Being a senior in high school feels like I just climbed to the top of Mount Everest, but instead of dealing with the rocky terrain and unbearably cold weather, it was filled with staying up all night to study for tests, many breakups, and unforgettable memories that taught me life lessons that were more important than how to find 'x' on a math problem.
1. Losing friends will happen to everyone
Losing friends is a real thing, but it's not as dramatic as it sounds. Whether class schedules don't match up or old friends gain new interests; everyone is bound to lose at least one friend along those four grueling years. I look back at freshman year which was full of group photos of a now abandoned squad and at first, it can be quite sad to realize how much I've lost contact with almost everyone in a photo that was only taken four years ago, but then I realize how much happier we all are now with a new group of friends. Losing those friends was not a sad story, but more of a growing and learning experience on how people, even who you think you know, change.
2. Pop culture and the media lie
No movie will ever be able to properly sum up my high school experience. There was never a popular group that wore pink and caused the whole school to fight nor a group of theatre kids breaking out into song and dance about how many schools is. High school was never something I would want to make a movie about, but I do finding it as a stepping stone to guide everyone who attends for the future. Pop culture like movies and songs have this weird fascination with the setting being at a high school and then make it seem like this luxurious place, but sadly as a senior I and many others have realized that it is more about finishing homework the day it's due, having a panic attack just thinking about the future, and just holding on a little longer until graduation.

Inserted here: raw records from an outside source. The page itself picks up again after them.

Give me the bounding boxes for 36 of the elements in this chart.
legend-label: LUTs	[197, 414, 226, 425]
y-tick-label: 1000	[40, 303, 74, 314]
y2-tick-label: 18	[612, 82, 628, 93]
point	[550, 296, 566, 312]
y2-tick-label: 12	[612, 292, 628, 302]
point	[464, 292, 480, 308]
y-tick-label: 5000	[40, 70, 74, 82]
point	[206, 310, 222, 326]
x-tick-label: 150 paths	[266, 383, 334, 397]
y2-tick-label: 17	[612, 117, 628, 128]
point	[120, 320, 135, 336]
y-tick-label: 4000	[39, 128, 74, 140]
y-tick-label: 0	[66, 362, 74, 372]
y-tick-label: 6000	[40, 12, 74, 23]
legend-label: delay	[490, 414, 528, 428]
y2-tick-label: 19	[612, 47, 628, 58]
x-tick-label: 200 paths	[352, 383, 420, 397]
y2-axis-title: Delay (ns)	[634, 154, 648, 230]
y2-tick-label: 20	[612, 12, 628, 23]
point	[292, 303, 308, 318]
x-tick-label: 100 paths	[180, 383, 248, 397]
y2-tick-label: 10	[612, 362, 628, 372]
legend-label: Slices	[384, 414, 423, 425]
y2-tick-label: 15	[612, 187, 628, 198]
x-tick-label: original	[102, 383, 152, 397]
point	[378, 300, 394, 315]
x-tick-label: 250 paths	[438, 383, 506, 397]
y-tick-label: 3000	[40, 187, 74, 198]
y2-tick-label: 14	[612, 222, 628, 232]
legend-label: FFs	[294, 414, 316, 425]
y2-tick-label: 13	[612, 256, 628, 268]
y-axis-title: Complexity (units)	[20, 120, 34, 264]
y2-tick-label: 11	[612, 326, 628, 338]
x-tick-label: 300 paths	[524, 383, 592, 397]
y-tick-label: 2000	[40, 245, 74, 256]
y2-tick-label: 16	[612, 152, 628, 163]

3. Do what makes you happy
As a teacher once told my class "school is like a jail with no yard time" and while the classroom erupted in the laughter of how painfully true that statement is; I realized how much I've been so caught up in this environment of AP kids just need to work, work, work. My friends and I have become so caught up in homework, quizzes, exams, and the AP test that we forget who we are and our passion in life. High schoolers begin to think their mental and physical well being is less important than having all A's and getting into their dream school because of this mentality of working is more important than being an actual person. No school work will ever be more important than your passions, happiness, and physical/mental health. Deciding not to do one page of calculus work and go to the mall instead just to feel like a kid and have fun will not ruin your chances of getting into your dream school or your chances of passing an AP test. Do what makes you happy.